O delegado Maurício Moscardi Grillo, coordenador da operação, ressaltou que a cooperação da BRF não é um acordo de leniência, ou seja, um acordo que a empresa ganha algum tipo de benefício.

“Está dissociado de qualquer acordo de leniência do ponto da empresa ganhar algo. É [colaboração] descompromissada de alguns ganhos que a empresa poderia ter de alguma forma”, ressaltou na entrevista coletiva realizada durante a manhã.

“Quanto as ações, a empresa queria ter conforto no sentido de não ser incomodada.
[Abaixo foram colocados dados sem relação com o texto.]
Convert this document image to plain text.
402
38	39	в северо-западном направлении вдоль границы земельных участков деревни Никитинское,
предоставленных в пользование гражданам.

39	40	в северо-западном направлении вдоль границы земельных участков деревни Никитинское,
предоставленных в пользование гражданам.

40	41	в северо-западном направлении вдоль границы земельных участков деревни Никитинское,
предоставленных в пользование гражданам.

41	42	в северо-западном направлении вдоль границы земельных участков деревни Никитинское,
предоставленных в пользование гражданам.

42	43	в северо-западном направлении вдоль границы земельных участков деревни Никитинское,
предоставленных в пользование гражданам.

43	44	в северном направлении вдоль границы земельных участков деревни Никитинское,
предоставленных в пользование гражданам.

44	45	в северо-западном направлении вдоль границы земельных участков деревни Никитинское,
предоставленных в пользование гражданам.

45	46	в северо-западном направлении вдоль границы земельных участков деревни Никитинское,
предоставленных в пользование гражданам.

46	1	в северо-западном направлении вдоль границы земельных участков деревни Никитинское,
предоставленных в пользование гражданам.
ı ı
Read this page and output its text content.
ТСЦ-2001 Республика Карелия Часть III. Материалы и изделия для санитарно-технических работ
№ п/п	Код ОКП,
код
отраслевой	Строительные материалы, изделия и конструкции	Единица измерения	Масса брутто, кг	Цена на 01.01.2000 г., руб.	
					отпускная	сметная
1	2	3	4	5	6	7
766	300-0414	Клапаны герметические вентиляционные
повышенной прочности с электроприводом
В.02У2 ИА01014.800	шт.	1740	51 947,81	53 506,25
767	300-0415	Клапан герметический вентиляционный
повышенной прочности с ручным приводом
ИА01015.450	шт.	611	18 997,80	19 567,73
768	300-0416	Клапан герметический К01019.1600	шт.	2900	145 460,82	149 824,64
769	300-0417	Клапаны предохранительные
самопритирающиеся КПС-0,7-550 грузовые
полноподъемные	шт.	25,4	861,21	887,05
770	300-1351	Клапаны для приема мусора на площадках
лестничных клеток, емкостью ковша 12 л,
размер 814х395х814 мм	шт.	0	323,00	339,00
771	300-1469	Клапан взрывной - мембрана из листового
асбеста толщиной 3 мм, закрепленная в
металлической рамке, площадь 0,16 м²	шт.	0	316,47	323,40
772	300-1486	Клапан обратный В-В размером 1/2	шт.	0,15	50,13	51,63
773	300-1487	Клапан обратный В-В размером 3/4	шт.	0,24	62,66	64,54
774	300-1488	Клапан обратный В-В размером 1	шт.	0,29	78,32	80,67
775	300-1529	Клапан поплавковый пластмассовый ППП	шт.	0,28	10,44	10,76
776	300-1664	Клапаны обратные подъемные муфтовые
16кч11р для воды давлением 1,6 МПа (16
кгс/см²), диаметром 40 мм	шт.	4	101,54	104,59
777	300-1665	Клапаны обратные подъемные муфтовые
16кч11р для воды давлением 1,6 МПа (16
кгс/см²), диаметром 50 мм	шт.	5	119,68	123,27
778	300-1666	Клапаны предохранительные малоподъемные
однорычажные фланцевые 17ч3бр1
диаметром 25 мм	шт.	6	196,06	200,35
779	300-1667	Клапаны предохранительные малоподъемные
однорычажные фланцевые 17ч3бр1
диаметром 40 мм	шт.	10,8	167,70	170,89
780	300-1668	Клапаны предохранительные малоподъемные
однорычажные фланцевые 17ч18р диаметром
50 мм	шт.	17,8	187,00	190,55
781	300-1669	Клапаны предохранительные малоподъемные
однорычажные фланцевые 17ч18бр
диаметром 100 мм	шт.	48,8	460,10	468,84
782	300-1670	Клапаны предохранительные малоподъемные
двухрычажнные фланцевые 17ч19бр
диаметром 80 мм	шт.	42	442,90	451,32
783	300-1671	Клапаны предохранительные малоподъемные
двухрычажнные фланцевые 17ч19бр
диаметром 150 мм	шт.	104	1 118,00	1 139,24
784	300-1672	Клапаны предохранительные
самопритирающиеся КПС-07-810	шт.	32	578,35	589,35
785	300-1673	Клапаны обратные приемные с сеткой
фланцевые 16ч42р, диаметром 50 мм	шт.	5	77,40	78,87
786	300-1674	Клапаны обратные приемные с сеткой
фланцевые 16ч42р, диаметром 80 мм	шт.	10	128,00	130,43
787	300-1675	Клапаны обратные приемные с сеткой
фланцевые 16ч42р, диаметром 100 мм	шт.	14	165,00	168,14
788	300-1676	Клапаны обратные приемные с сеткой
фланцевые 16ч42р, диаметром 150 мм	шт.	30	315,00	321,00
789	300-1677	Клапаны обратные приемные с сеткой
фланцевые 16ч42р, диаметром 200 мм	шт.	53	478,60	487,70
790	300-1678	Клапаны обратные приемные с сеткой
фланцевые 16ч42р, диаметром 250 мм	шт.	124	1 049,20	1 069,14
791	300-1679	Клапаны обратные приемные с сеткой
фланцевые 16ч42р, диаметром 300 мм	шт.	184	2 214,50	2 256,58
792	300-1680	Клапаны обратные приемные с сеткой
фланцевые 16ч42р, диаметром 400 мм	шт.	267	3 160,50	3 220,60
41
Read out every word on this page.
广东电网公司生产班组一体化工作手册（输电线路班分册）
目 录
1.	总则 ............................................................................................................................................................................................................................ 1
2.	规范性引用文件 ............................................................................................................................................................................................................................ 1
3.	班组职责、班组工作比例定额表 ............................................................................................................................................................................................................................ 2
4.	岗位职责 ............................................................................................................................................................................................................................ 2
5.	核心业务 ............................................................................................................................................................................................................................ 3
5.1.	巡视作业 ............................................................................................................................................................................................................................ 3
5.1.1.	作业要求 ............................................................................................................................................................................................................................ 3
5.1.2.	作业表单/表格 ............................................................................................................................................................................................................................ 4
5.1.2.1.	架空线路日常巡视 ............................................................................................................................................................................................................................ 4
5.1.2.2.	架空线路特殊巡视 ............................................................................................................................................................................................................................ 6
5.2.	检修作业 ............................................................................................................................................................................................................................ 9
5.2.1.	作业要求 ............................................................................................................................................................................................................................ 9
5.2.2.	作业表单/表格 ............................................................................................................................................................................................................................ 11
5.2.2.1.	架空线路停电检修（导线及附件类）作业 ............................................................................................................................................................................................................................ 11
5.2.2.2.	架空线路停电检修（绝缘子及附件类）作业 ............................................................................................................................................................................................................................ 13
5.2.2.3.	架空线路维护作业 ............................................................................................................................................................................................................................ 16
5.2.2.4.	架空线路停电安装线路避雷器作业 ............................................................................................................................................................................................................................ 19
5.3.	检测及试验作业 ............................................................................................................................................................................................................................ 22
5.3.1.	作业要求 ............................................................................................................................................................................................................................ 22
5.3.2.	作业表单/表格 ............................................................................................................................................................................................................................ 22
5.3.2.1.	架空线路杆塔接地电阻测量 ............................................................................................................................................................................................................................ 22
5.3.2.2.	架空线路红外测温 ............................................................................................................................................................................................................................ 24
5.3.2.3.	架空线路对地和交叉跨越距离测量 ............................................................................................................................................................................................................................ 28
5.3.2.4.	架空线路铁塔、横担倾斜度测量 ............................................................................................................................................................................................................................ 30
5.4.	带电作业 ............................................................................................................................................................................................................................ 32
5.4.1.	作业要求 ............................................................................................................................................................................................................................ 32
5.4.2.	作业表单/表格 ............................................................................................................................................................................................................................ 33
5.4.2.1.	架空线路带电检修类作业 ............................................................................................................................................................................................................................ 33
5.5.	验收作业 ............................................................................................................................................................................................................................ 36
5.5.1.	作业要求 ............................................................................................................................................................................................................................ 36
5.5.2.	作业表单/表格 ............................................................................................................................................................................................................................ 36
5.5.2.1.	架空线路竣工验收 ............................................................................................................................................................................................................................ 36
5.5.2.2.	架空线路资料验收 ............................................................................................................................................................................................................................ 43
Você tem uma legislação extremamente complexa e um auditor poderia causar esse tipo de situação em cada detalhe da empresa”, completou o delegado da PF, abordando das vantagens obtidas pela empresa.

PROPINA NA OPERAÇÃO ROMANOS

O nome da operação faz referência a diversas passagens bíblicas do Livro de Romanos que tratam de confissão e Justiça.

Nessa quarta fase, a BRF passou a atuar como colaboradora espontânea e indicou que ao menos 60 auditores fiscais agropecuários teriam sido favorecidos com vantagens indevidas.

Os R$ 19 milhões envolvidos eram pagos em espécie, por meio do custeio de planos de saúde e até mesmo por contratos fictícios firmados com pessoas jurídicas que representavam o interesse dos fiscais.

A prática ilegal teria sido interrompida no ano de 2017, quando o grupo passou por uma reestruturação interna.

“Hoje foco é os fiscais, mas a busca de provas e mais elementos vem exatamente no sentido de ampliar os focos da operação”, finalizou Moscardi.